I start a book with a subject matter. In the case of Harvest , the subject matter was: how we want to hold to the places that we call our own, and how we want to leave them. Also how people want to come to the places that we call our own and how we resent them.

When you get the subject matter, you don’t have a setting, characters or plot. I don’t need them. That’s a pretentious thing to say. I don't need them. Because Narrative is ancient — people have been telling stories for thousands of years before the printed word came out. And if Narrative is ancient, it knows a lot. It is wise, it is mischievous, and it is generous.

The generosity of narrative is really important; it has survived because it confers upon us several advantages, otherwise it will have died out. That is how it has survived. You can come to it with an idea in mind. If it is generous it will give you characters, plot and setting. I am very happy to turn up at the desk and see them sitting on the page almost un-summoned, almost organic rather than something that’s imposed. Narrative is very playful. You don’t let yourself go. You are like a boy flying a kite. You are aware the kite doesn’t fly at all without the wind. Mixture of control and abandonment — it’s a trick you’ve got to get the right proportions for both and each of them. Trying to get it right is what is exciting. You probably never get it right. But you’ve got to keep trying.

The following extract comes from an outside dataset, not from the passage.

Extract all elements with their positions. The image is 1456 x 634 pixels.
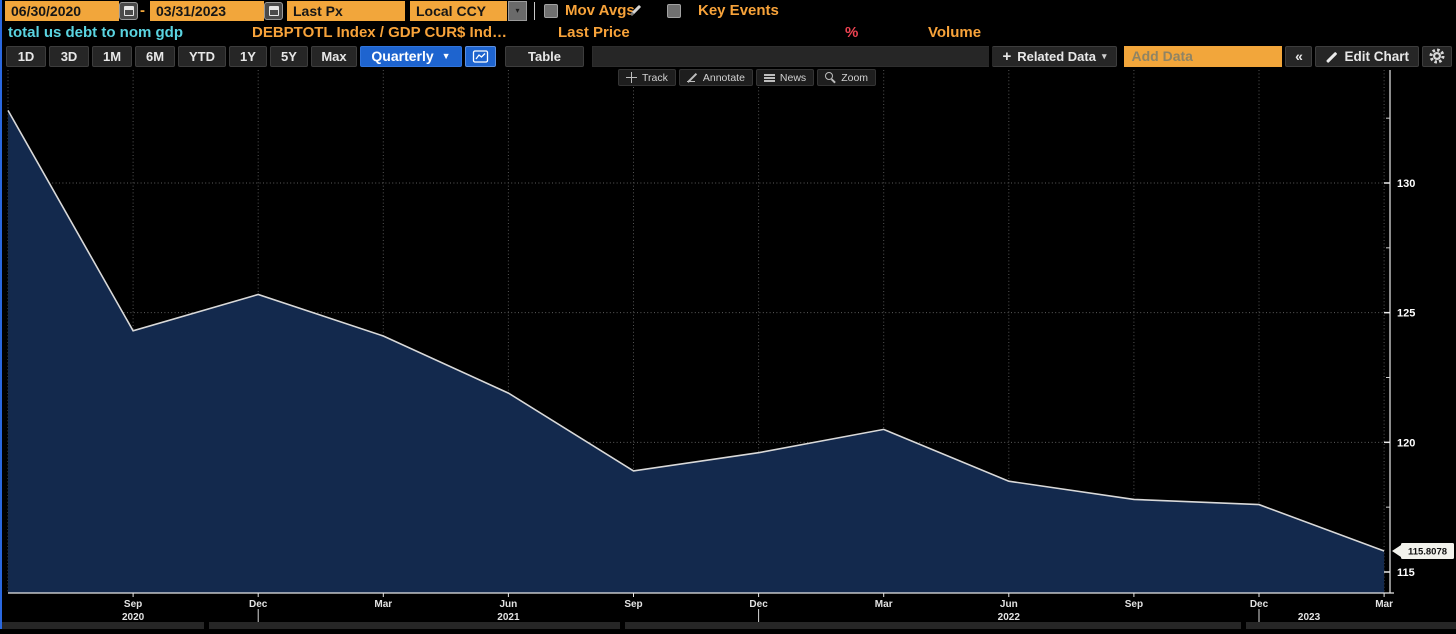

The vocabulary and words are my picture and my musicHow do you convince people about the truth of a place that doesn’t exist? It’s not a novel about a recognisable place. The characters have never existed. You can’t say it looks and tastes like this. You’re making it up. How do you persuade people that it’s real? It’s not about having the information. It’s about having the vocabulary to fool everybody — it’s the trick to fiction. I invent words. I turn nouns into verbs and play all sorts of trickery. Vocabulary is the key, not research. The idea is for me to sound supremely confident. Each word is a pigment of this picture if I can carry off the pretence. Then you can fool the reader that this world you invented, which has no more substance of steam, is rock solid.

It’s the ear for words — that’s the oral tradition. The spoken word by nature is melodic, not the written word. I can hear the rhythms and words of our sentences. How do you vary the length of your sentences to get that mother or her sleeping boy in the audience from falling off to sleep?

Your landscapes are also maps of social commentary, the past and the zeitgeist. How does it all come together?

These things don’t belong only to books, they belong to life. You don’t have to be a writer. You can just walk on the beach and stand and listen to the sea dragging the shingle off the beach to get a great sense of your own smallness in relation to the vast ocean to half intuit and remember all the creation myths to do with the sea and get a sense of your own mortality. The seashore does that for all of us. The sense in which the dragging off of the shingle is the dragging off of the minutes away from your life. We are not being phoney; we feel them.

Equally you don’t have to be a writer — when you reach the top of the hill on your walk on a Sunday afternoon — to hear something saying to you that is nearer to your idea of god — I don’t believe in gods. You’re among the heavens. All this has power and meaning. My novels are unembarrassed about those things. The archetypal things belong in landscape, which are rivers, mountain tops, the seashores, deserts — the list is longer than that — you and I can and everyone else can assign to each of those kinds of landscape a shared meaning — a universality of meaning that will be the same in Chennai as it is in Birmingham, where I come from. When I write my stories it’s that old oral tradition that I am calling upon.

Jim Crace is a panelist at The Hindu Lit for Life 2014 and the Chief Guest at the award ceremony of The Hindu Prize for fiction 2013.